Therein lies the problem.

Statistically, yes, most officers follow the laws and the progression of force when dealing with subjects, and so it is incredibly reductive for people to blame all police officers for the actions of a few.

But why is it that BLM does not receive that same treatment?

There have been thousands of demonstrations by BLM groups across the nation to simply ask for better training for police officers (who are a part of a system which has been disjointed and underfunded since terrorism took over the public sphere in 2001), yet when a few individuals who were acting of their own volition did horrendous things, over 100,000 people came together to have the entire movement labeled as a terrorist organization.

Individuals who use a badge to express their own personal vendettas are no different than people who utilize a national movement to do the same, but in the eyes of many mainstream media outlets, there is no parallel to be drawn. Not all police are bad, but all BLM supporters supposedly are.

This is nothing new in the long list of individual actions that an entire minority/oppressed group is made to answer for: all black people are thugs because of a few gang members, all Muslims are terrorists due to less than a single percent of them, all women who cry rape are probably lying because it happened that one time. I would be remiss if I did not point out the glaring hypocrisy in this dichotomy.
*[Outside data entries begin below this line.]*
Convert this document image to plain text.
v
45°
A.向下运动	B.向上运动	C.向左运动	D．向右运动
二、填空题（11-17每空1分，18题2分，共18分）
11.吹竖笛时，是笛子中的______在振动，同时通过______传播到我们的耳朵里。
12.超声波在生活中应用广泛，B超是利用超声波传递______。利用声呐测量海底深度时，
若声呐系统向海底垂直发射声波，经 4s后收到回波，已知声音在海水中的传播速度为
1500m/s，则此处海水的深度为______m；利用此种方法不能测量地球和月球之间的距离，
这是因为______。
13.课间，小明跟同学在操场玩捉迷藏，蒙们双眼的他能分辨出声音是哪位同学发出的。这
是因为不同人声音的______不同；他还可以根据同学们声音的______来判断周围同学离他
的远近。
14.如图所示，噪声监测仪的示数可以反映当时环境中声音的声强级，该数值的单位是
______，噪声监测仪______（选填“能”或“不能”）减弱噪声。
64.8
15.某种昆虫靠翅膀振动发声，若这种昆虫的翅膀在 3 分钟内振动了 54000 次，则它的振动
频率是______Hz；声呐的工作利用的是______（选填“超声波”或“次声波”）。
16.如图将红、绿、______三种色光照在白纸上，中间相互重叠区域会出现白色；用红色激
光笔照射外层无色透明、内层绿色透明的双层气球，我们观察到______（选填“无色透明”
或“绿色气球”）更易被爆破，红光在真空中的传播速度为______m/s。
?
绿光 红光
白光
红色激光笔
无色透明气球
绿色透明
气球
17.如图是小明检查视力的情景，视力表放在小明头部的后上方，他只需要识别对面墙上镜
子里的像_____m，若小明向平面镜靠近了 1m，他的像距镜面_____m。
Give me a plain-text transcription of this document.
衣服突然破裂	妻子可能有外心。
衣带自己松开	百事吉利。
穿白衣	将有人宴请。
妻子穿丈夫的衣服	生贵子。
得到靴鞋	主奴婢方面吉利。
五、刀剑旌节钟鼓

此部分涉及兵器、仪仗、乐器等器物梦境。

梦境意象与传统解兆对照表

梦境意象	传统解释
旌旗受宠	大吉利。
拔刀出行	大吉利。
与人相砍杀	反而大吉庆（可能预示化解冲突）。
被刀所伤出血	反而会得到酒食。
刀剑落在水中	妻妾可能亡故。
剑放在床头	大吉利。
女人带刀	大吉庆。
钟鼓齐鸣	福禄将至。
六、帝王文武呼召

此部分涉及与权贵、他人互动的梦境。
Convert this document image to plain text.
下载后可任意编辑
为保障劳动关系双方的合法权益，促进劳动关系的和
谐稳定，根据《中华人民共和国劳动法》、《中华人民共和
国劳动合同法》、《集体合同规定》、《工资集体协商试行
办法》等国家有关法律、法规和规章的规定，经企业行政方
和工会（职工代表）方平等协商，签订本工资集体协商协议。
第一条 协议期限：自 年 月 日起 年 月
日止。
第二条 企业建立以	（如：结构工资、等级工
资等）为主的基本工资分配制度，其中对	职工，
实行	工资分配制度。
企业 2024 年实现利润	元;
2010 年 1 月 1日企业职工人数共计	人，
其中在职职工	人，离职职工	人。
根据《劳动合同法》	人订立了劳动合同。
It also means that there is a greater burden of responsibility placed on those who support the movement. It is much more important for us who truly want reform to decry the Micah Johnsons of the world than it is for the police to decry the Jonathan Aleddas of the world, because when an officer uses excessive force it is not indicative of a problem with the greater policing institution, or — in the case of someone like Korryn Gaines or even Tamir Rice — the person who got shot was at least more at fault.

Unfortunately, we don’t have that benefit of the doubt.